L’n coup d’œil jeté sur nos mœurs administratives confirme absolument ces impressions. Malgré l’excès de tutelle, en dépit d’une ingérence minutieuse et souvent tyrannique, la commune et le département n’ont pas cessé d’être des foyers d’activité, sinon de lumière. Nous ne parlerons pas aujourd’hui des agens d’exécution, pas même de ces excellens maires qui perpétuent dans nos campagnes les traditions patriarcales : on pourrait objecter que leur autorité vient d’en haut, et qu’elle ne prouve rien en faveur de la liberté. C’est dans les conseils qu’il faut chercher l’image exacte du pays. Ce sont leurs obscurs débats qui décideront peut-être de notre aptitude à nous gouverner nous-mêmes.

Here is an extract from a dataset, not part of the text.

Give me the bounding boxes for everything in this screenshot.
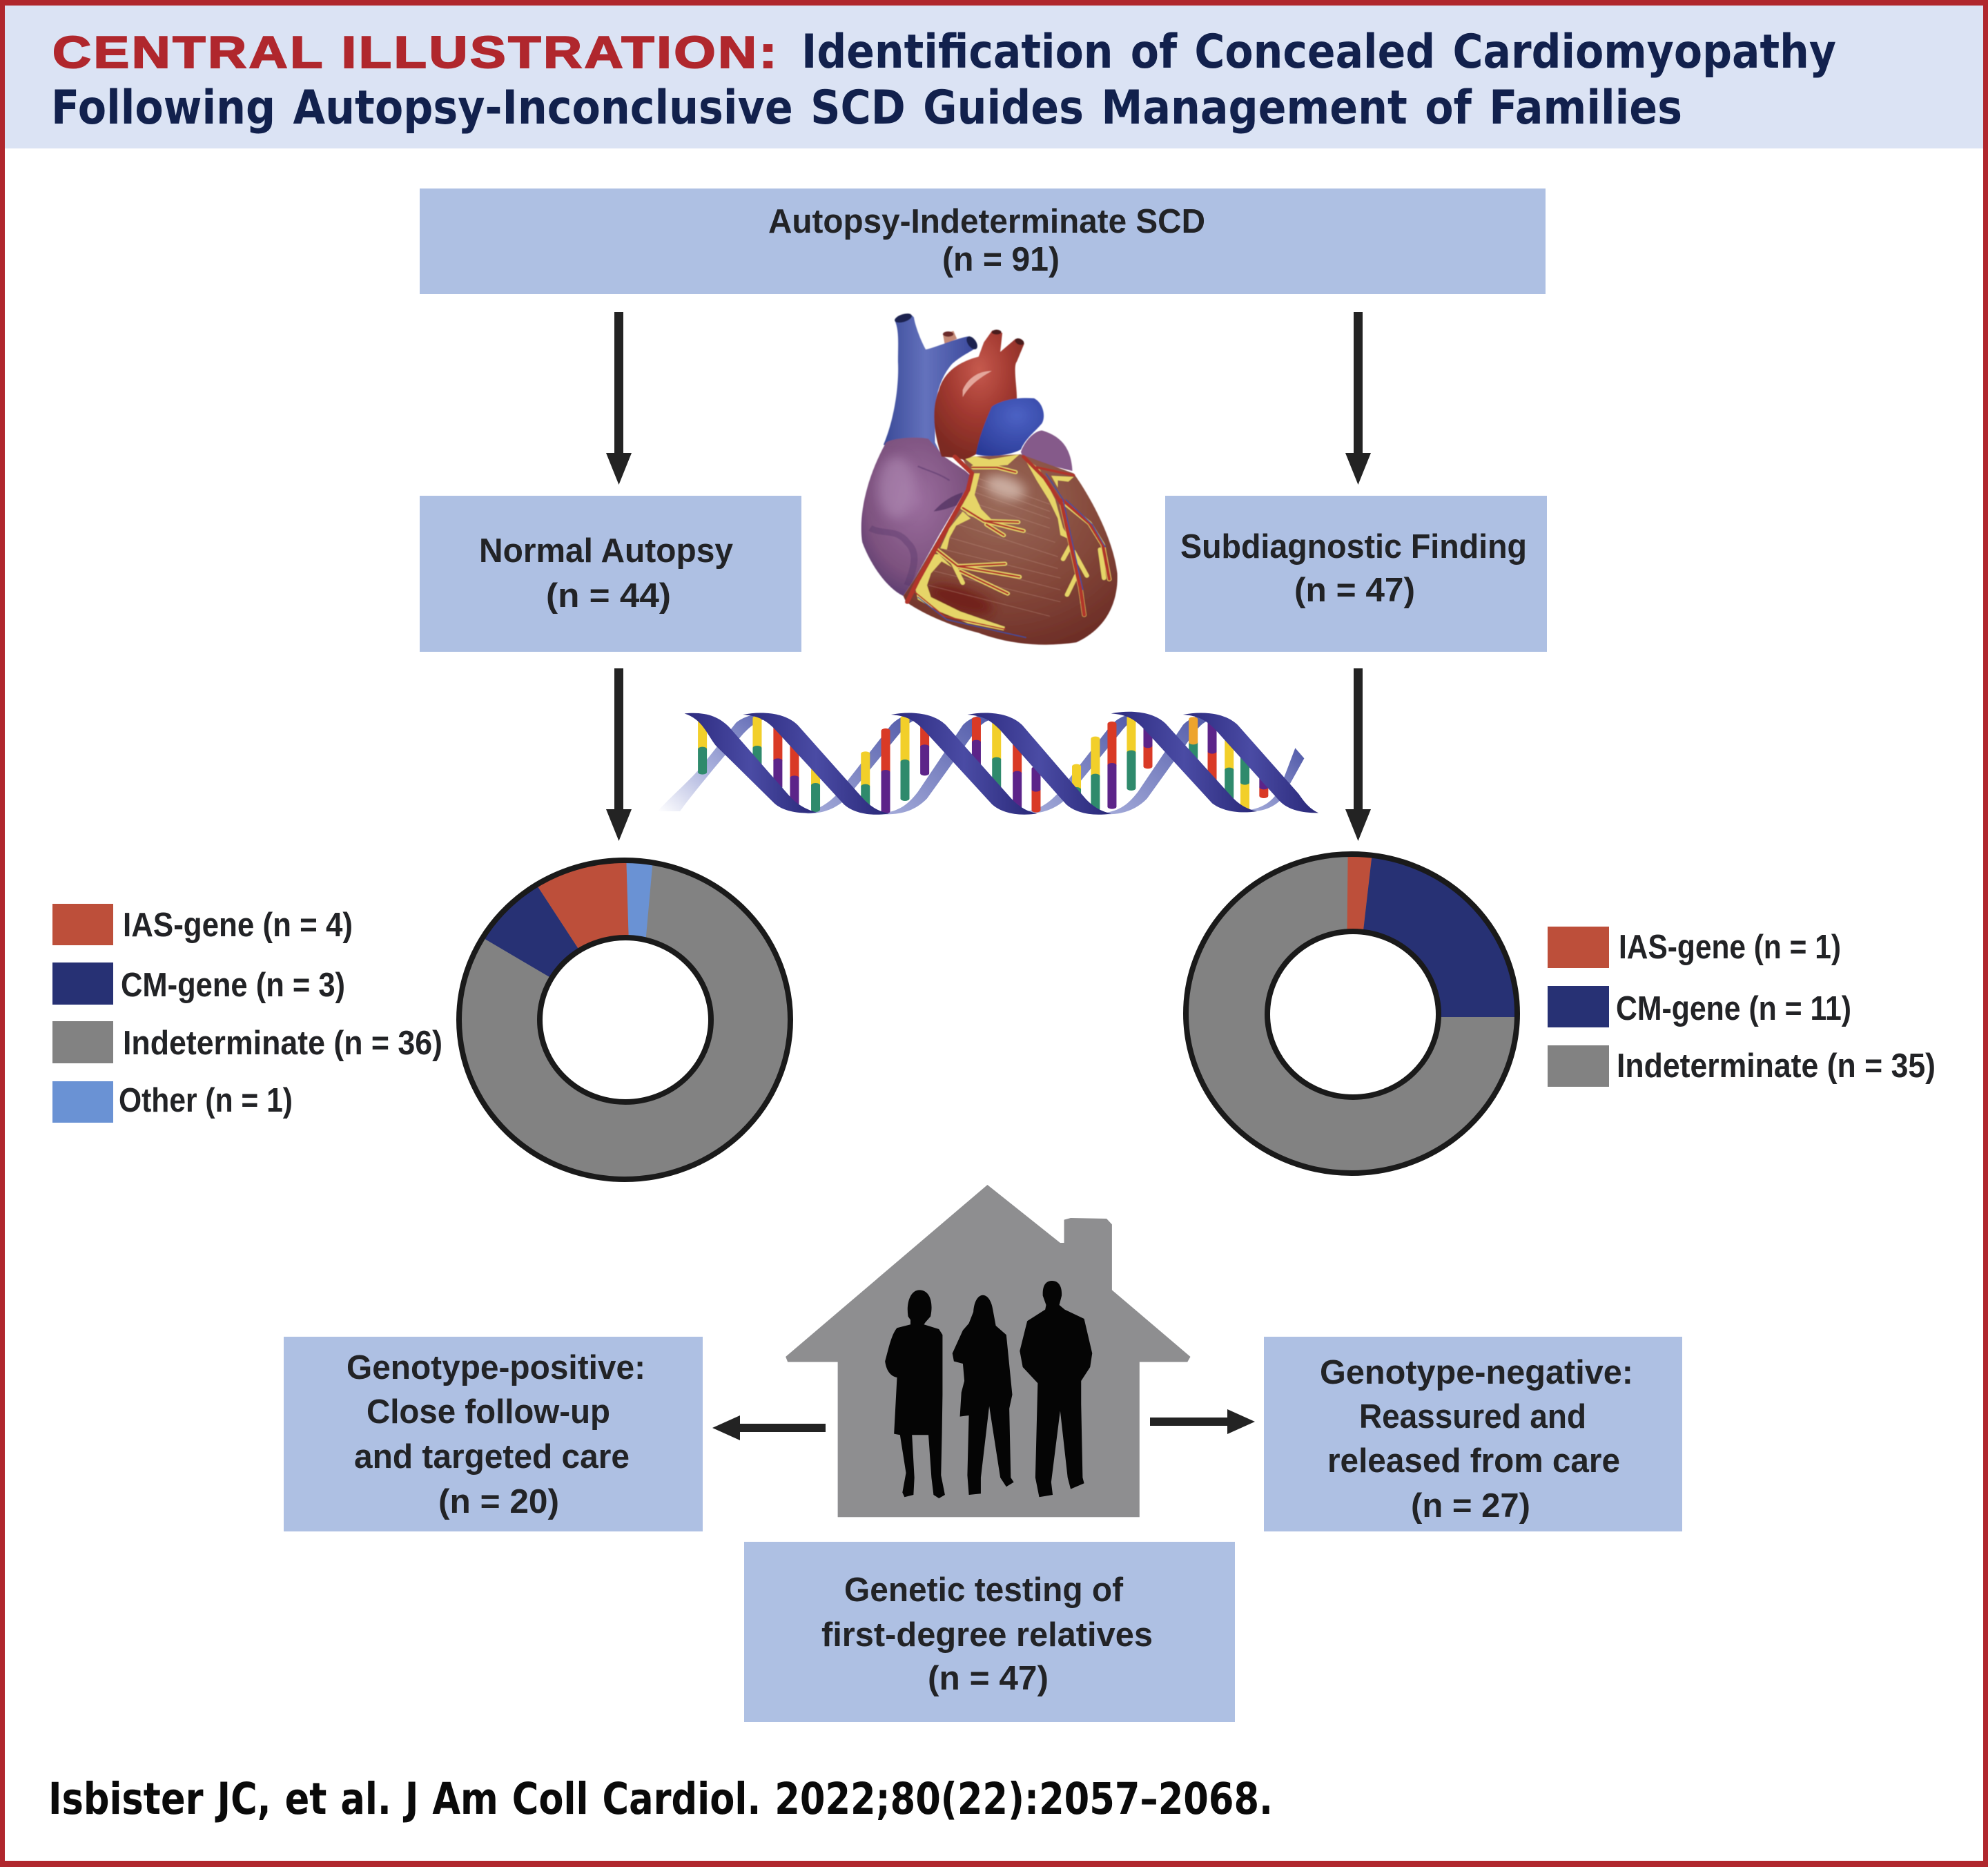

Qu’on réfléchisse d’abord aux conditions ingrates dans lesquelles nos conseils communaux ont dû végéter avant de s’épanouir au soleil. Jusqu’à ces derniers temps, ils ont été traités en suspects. La constitution de l’an VIII les réduit à l’état de fantômes. La restauration redoute encore ces ombres d’assemblées : en 1818, elle leur adjoint les plus imposés, et comme à cette époque il n’y a point d’élections municipales, les campagnes sont livrées à la haute police des grands propriétaires. La monarchie de juillet rétablit le principe électoral, mais avec quelle timidité ! Le cens est si élevé qu’en fait les plus imposés seuls, absens pour la plupart, ou, comme on disait dans l’ancienne langue, les forains, disposent des conseils. M. de Tracy s’écrie : « Vous enlevez à la société communale son caractère de famille collective. Oubliez-vous donc qu’elle doit statuer, non-seulement sur des dépenses, mais sur des intérêts moraux? » l’élévation du cens ne paraît point encore suffisante : les meilleurs esprits sont hantés par le spectre de l’anarchie. « Il y aurait, dit M. Thiers, 37,000 petits états, qui auraient tous les caractères d’un état indépendant[1] ! » Le grand orateur précise encore mieux sa doctrine en proscrivant, au nom de l’état, les formes les plus spontanées de l’association[2]. Ce sont les idées du temps. Consultez les hommes de cette génération : toute force collective en dehors de l’état leur parait factieuse. Aussi quel

  1. Discours du 6 mai 1833.
  2. Discours du 17 mai 1834.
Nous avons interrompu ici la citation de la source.